La Slovenia si aggiunge a Irlanda e Spagna e non trasmetterà l’Eurovision di quest’anno, scegliendo di boicottare la diretta a causa della partecipazione di Israele. L’emittente pubblica RTV Slovenia ha confermato che il Paese non manderà in onda l’Eurovision Song Contest, dopo essersi già ritirato dalla competizione per lo stesso motivo.

Al posto dell’evento musicale dal vivo più seguito al mondo, verrà trasmesso un ciclo di film dedicati alla Palestina. La Slovenia si affianca così a Irlanda, Spagna, Paesi Bassi e Islanda nel contestare la 70ª edizione della manifestazione, criticando la scelta dell’European Broadcasting Union di ammettere Israele nonostante le politiche genocidiarie portate avanti dal governo Netanyahu a Gaza. Tuttavia, nei Paesi Bassi e in Islanda lo show sarà comunque trasmesso dalle rispettive emittenti pubbliche.

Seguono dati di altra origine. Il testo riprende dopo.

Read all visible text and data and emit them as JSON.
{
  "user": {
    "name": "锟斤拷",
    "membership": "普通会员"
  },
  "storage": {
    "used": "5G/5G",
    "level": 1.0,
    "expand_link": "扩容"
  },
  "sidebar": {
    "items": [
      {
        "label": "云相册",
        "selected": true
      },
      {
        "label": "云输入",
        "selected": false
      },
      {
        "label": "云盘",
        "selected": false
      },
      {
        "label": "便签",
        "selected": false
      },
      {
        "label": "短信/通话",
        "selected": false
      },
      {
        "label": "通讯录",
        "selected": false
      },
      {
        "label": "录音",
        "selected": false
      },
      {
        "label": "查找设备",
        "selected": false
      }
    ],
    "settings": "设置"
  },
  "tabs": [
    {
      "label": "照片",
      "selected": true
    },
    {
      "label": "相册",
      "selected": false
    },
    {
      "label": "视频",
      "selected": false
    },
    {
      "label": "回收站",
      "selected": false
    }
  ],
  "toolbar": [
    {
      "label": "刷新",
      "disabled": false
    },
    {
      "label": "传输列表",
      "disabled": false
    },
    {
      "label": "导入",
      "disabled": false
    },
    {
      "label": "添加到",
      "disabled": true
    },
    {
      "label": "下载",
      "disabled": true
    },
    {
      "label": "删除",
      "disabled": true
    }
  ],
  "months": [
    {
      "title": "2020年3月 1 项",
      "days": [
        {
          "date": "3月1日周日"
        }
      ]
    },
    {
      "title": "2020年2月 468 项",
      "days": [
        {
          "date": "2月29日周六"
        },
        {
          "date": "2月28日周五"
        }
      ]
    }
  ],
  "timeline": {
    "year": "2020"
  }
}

L’annuncio arriva dopo la diffusione di un appello al boicottaggio della manifestazione firmato da oltre mille artisti internazionali, che chiedono l’esclusione di Israele dalla competizione. Tra i firmatari figurano Roger Waters, Peter Gabriel, Brian Eno, Massive Attack, Sigur Rós, Kneecap e altri nomi della scena musicale internazionale.
L’iniziativa è promossa dal movimento No music for genocide, che ha diffuso una lettera aperta in vista della prossima edizione del festival, prevista a maggio a Vienna. Nel documento si legge: «A maggio, milioni di persone assisteranno al 70esimo Eurovision Song Contest. Per il terzo anno consecutivo, Israele sarà celebrato sul palco, nonostante il genocidio in corso a Gaza, mentre la Russia rimane al bando per la sua invasione illegale dell’Ucraina».

I firmatari criticano apertamente il ruolo dell’Unione Europea di Radiodiffusione, che organizza l’evento, accusandola di incoerenza. «Come musicisti e operatori culturali che vivono e lavorano nell’ambito d’azione dell’Unione Europea di Radiodiffusione (Ebu), rifiutiamo che l’Eurovision venga utilizzato per insabbiare e normalizzare il genocidio, l’assedio e la brutale occupazione militare di Israele contro i palestinesi», prosegue la lettera.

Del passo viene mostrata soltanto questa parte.